ギルバート・ドクトロウ「キア・スターマー英首相がロンドンで招集したウクライナ支援会議で、欧州の指導者たちが集団自殺を図る」

Gilbert Doctorow
March 2, 2025
CNNやその他の主要メディアは、本日、ユーチューブのチャンネルで動画を配信し、昨日ワシントンでホワイトハウスが大混乱に陥り、テレビカメラの前で屈辱的な扱いを受けたゼレンスキー氏に、ウクライナ防衛のための協力関係を継続する方法について話し合うためにロンドンに集まった、欧州および大西洋横断の19人の指導者たちの様子を垣間見せた。私が数えたところ、義務付けられている集合写真に写ったのは、エマニュエル・マクロン、ドナルド・トゥスク、ジョルジャ・メローニ、ジャスティン・トルドー、マルク・ルッテ、ウルズラ・フォン・デア・ライエンなど19名であった。
キア・スターマーが述べた数行の挨拶では、彼らの共通の使命は欧州の安全保障を提供することであり、その中でウクライナ防衛は重要な役割を果たす、という内容であった。彼らは、後にワシントンに提示するウクライナ防衛に関する共通の立場に達したいと考えているようだ。
問題は、彼らがドナルド・トランプが明確に表明している、ウクライナには関与せず、ロシアにこの戦争を終わらせることを望むという立場に、故意に真っ向から反対していることだ。米国は、バイデンが最後の数日間に準備した武器の出荷を打ち切ろうとしており、現在の予算では、キエフにこれ以上の武器を送ることは確実にないだろう。
頑固なヨーロッパ人が、自分たちがトランプ大統領に対して影響力を持っていると考えているのはまったく奇妙である。彼らの盲点は、米国が物資、資金、そして戦場での作戦を導くために極めて重要な衛星情報からなる戦争への参加を欠く場合、ウクライナ軍がロシアに対抗するチャンスは全くないという明白な事実に対するものだけではない。ヨーロッパからの支援は何も解決しない。

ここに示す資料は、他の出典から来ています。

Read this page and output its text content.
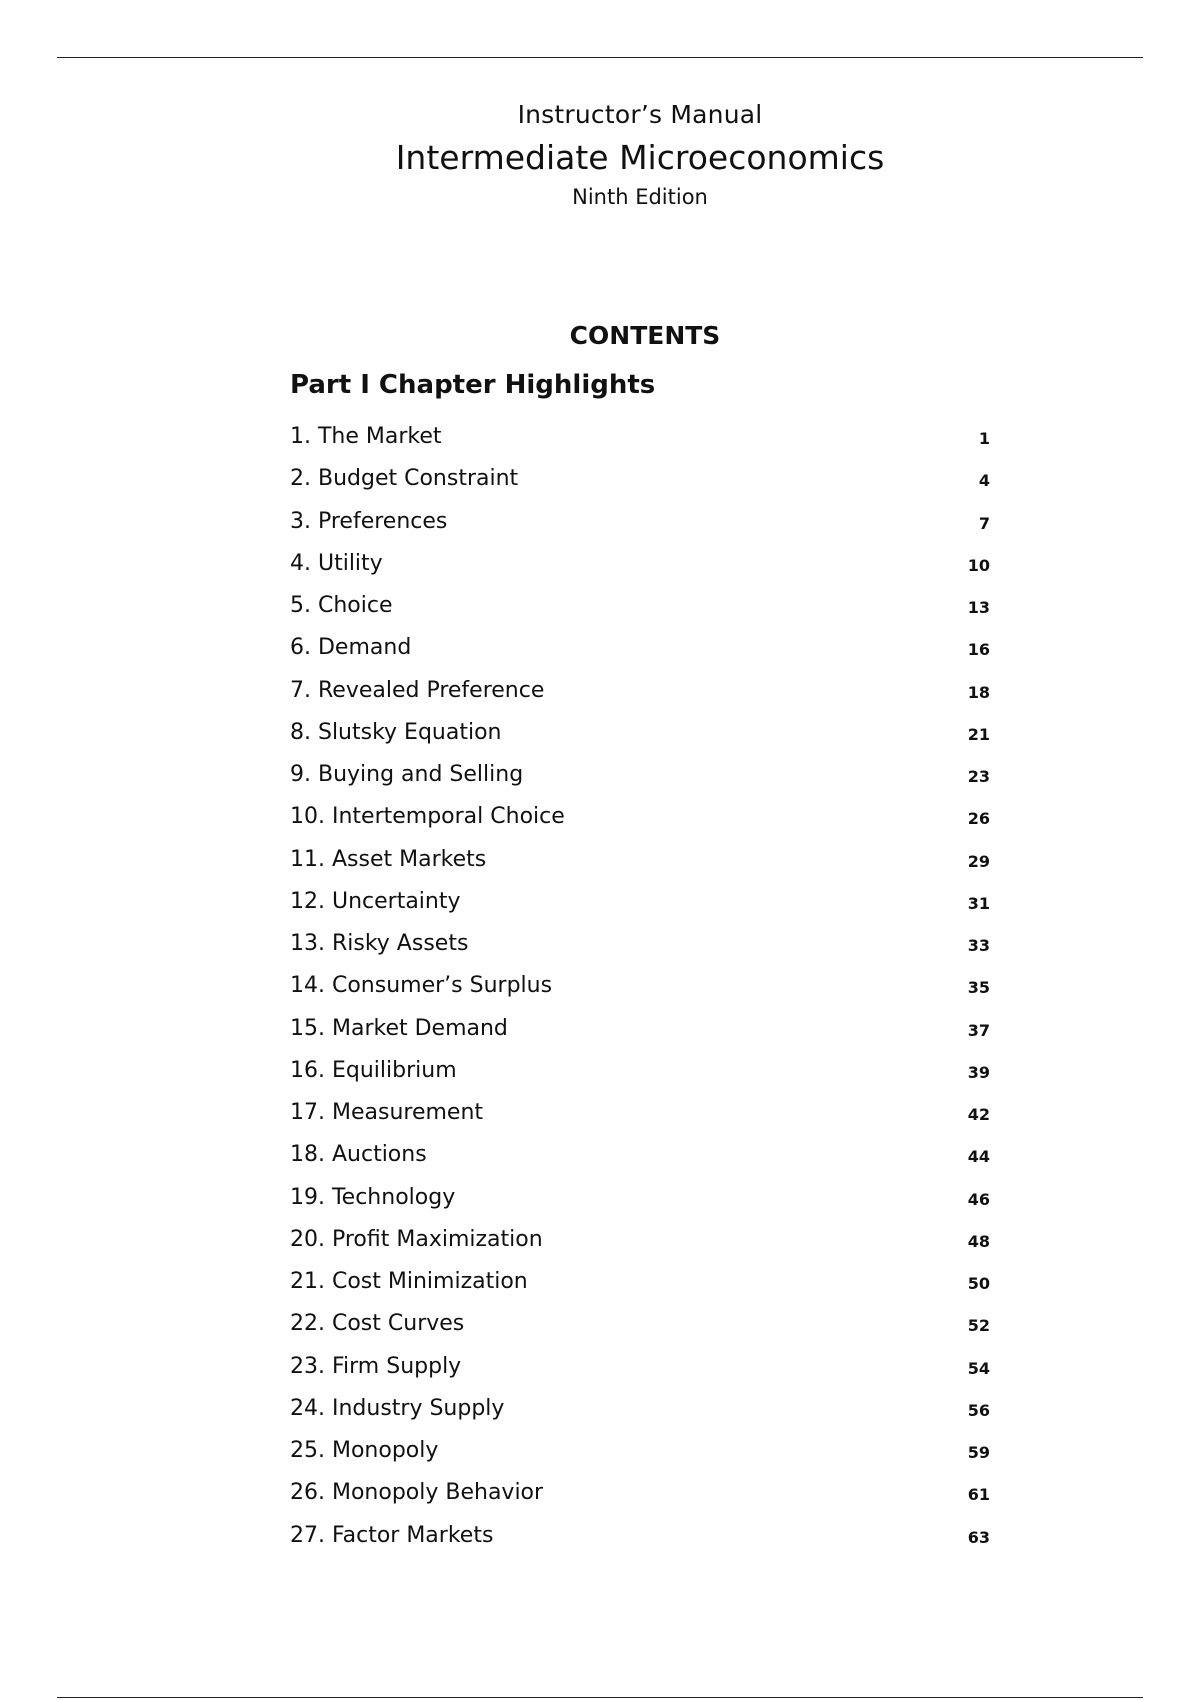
Instructor’s Manual
Intermediate Microeconomics
Ninth Edition
CONTENTS
Part I Chapter Highlights
1. The Market	1
2. Budget Constraint	4
3. Preferences	7
4. Utility	10
5. Choice	13
6. Demand	16
7. Revealed Preference	18
8. Slutsky Equation	21
9. Buying and Selling	23
10. Intertemporal Choice	26
11. Asset Markets	29
12. Uncertainty	31
13. Risky Assets	33
14. Consumer’s Surplus	35
15. Market Demand	37
16. Equilibrium	39
17. Measurement	42
18. Auctions	44
19. Technology	46
20. Profit Maximization	48
21. Cost Minimization	50
22. Cost Curves	52
23. Firm Supply	54
24. Industry Supply	56
25. Monopoly	59
26. Monopoly Behavior	61
27. Factor Markets	63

さらに言えば、彼らがヨーロッパの安全保障について語る際、NATOに活気のある米国の参加がなければ、NATOは機能不全に陥り、解散できるという事実を見落としている。NATOには、空輸能力も、兵器製造能力も、数日以上続く戦争を維持するのに必要なほとんどすべてのものが欠けている。
彼らの今回の集まりによって、米国のNATOからの撤退に向けた舞台が整えられつつある。彼らは、ドナルド・J・トランプ大統領に限らず、米国が同盟国からの反抗にどう反応するかということを忘れている。2003年に、ドイツ、フランス、ベルギーが、大量破壊兵器疑惑を理由にイラク侵攻を承認する国連安全保障理事会の米国草案決議案に拒否権を発動したことを思い出してほしい。 数日のうちに、フランスワインは排水溝に捨てられ、フライドポテトは「フリーダム・フライズ」と改名され、国中が怒りと憤りに包まれた。今日、ロンドンでこれらのヨーロッパの政府首脳が愚かで頑固な行動に出たことで、同様の結果がもたらされるだろう。

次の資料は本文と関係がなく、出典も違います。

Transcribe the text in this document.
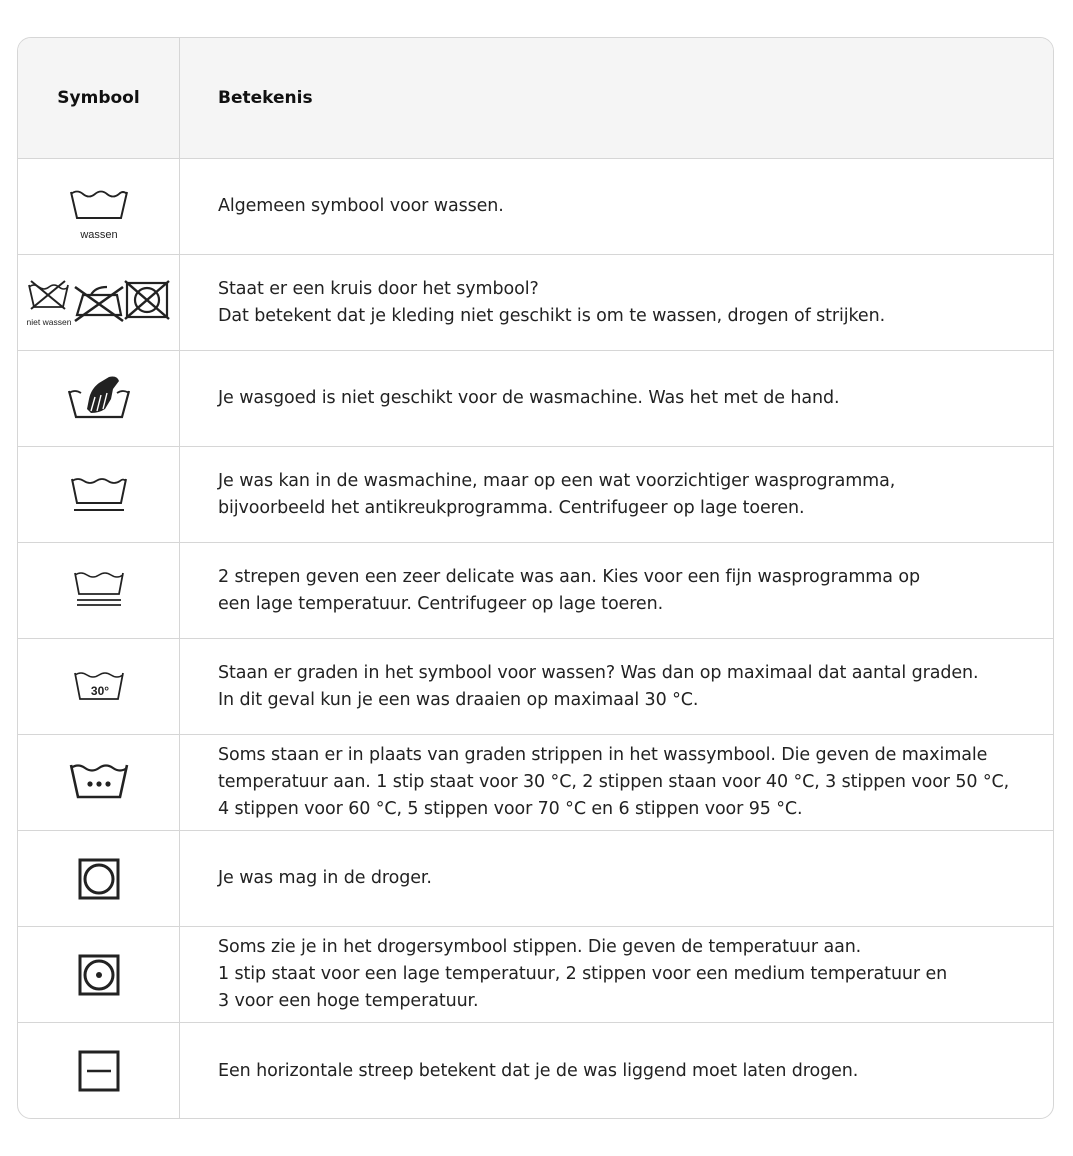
Symbool	Betekenis
wassen
Algemeen symbool voor wassen.
niet wassen
Staat er een kruis door het symbool?
Dat betekent dat je kleding niet geschikt is om te wassen, drogen of strijken.
Je wasgoed is niet geschikt voor de wasmachine. Was het met de hand.
Je was kan in de wasmachine, maar op een wat voorzichtiger wasprogramma,
bijvoorbeeld het antikreukprogramma. Centrifugeer op lage toeren.
2 strepen geven een zeer delicate was aan. Kies voor een fijn wasprogramma op
een lage temperatuur. Centrifugeer op lage toeren.
30°
Staan er graden in het symbool voor wassen? Was dan op maximaal dat aantal graden.
In dit geval kun je een was draaien op maximaal 30 °C.
Soms staan er in plaats van graden strippen in het wassymbool. Die geven de maximale
temperatuur aan. 1 stip staat voor 30 °C, 2 stippen staan voor 40 °C, 3 stippen voor 50 °C,
4 stippen voor 60 °C, 5 stippen voor 70 °C en 6 stippen voor 95 °C.
Je was mag in de droger.
Soms zie je in het drogersymbool stippen. Die geven de temperatuur aan.
1 stip staat voor een lage temperatuur, 2 stippen voor een medium temperatuur en
3 voor een hoge temperatuur.
Een horizontale streep betekent dat je de was liggend moet laten drogen.
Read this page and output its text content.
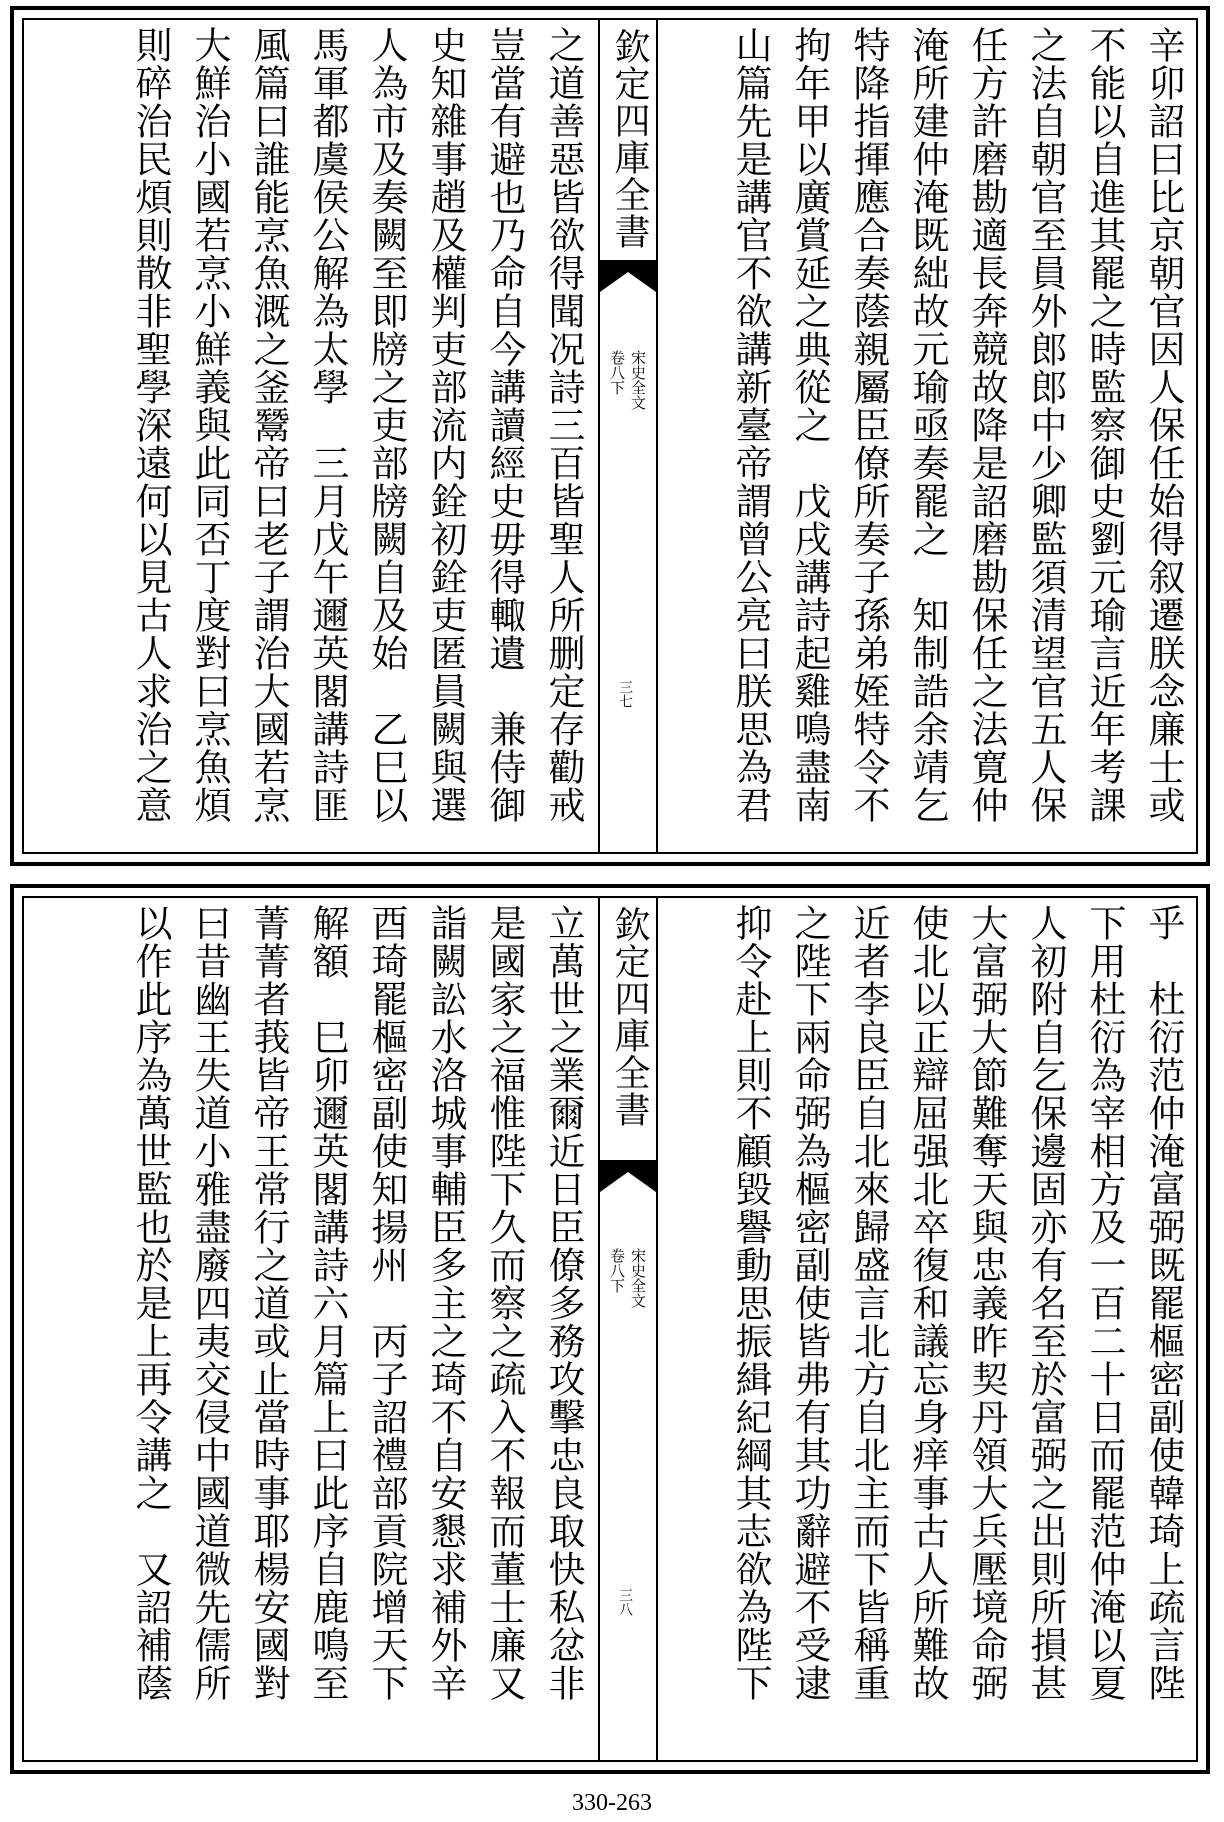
辛卯詔曰比京朝官因人保任始得叙遷朕念廉士或
不能以自進其罷之時監察御史劉元瑜言近年考課
之法自朝官至員外郎郎中少卿監須清望官五人保
任方許磨勘適長奔競故降是詔磨勘保任之法寛仲
淹所建仲淹既絀故元瑜亟奏罷之　知制誥余靖乞
特降指揮應合奏蔭親屬臣僚所奏子孫弟姪特令不
拘年甲以廣賞延之典從之　戊戌講詩起雞鳴盡南
山篇先是講官不欲講新臺帝謂曾公亮曰朕思為君
欽定四庫全書
宋史全文
卷八下
三七
之道善惡皆欲得聞况詩三百皆聖人所删定存勸戒
豈當有避也乃命自今講讀經史毋得輙遺　兼侍御
史知雜事趙及權判吏部流内銓初銓吏匿員闕與選
人為市及奏闕至即牓之吏部牓闕自及始　乙巳以
馬軍都虞侯公解為太學　三月戊午邇英閣講詩匪
風篇曰誰能烹魚溉之釜鬵帝曰老子謂治大國若烹
大鮮治小國若烹小鮮義與此同否丁度對曰烹魚煩
則碎治民煩則散非聖學深遠何以見古人求治之意
乎　杜衍范仲淹富弼既罷樞密副使韓琦上疏言陛
下用杜衍為宰相方及一百二十日而罷范仲淹以夏
人初附自乞保邊固亦有名至於富弼之出則所損甚
大富弼大節難奪天與忠義昨契丹領大兵壓境命弼
使北以正辯屈强北卒復和議忘身痒事古人所難故
近者李良臣自北來歸盛言北方自北主而下皆稱重
之陛下兩命弼為樞密副使皆弗有其功辭避不受逮
抑令赴上則不顧毀譽動思振緝紀綱其志欲為陛下
欽定四庫全書
宋史全文
卷八下
三八
立萬世之業爾近日臣僚多務攻擊忠良取快私忿非
是國家之福惟陛下久而察之疏入不報而董士廉又
詣闕訟水洛城事輔臣多主之琦不自安懇求補外辛
酉琦罷樞密副使知揚州　丙子詔禮部貢院增天下
解額　巳卯邇英閣講詩六月篇上曰此序自鹿鳴至
菁菁者莪皆帝王常行之道或止當時事耶楊安國對
曰昔幽王失道小雅盡廢四夷交侵中國道微先儒所
以作此序為萬世監也於是上再令講之　又詔補蔭
330-263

キア・スターマーに関しては、彼が最も愚かであるに違いない。ワシントンでドナルド・トランプと会談した際、ブレグジット以来自国が求め続けてきた米国との関税なしの貿易協定を提示された。ウクライナ問題について黙っていれば関税なしの貿易が得られるという取引だったのだ。しかし、この愚か者は黙っていることができなかった。ワシントンでは「結果が伴う」という。
関連ニュースによると、チャールズ国王は本日、親しい友人であるウクライナ大統領のヴォロディミル・ゼレンスキーと面会したようだ。そして、スターマー首相が訪問時に国王に伝えた国賓訪問と国王との非公式会食に、ドナルド・トランプ大統領がまだ応じることを期待しているのだろうか?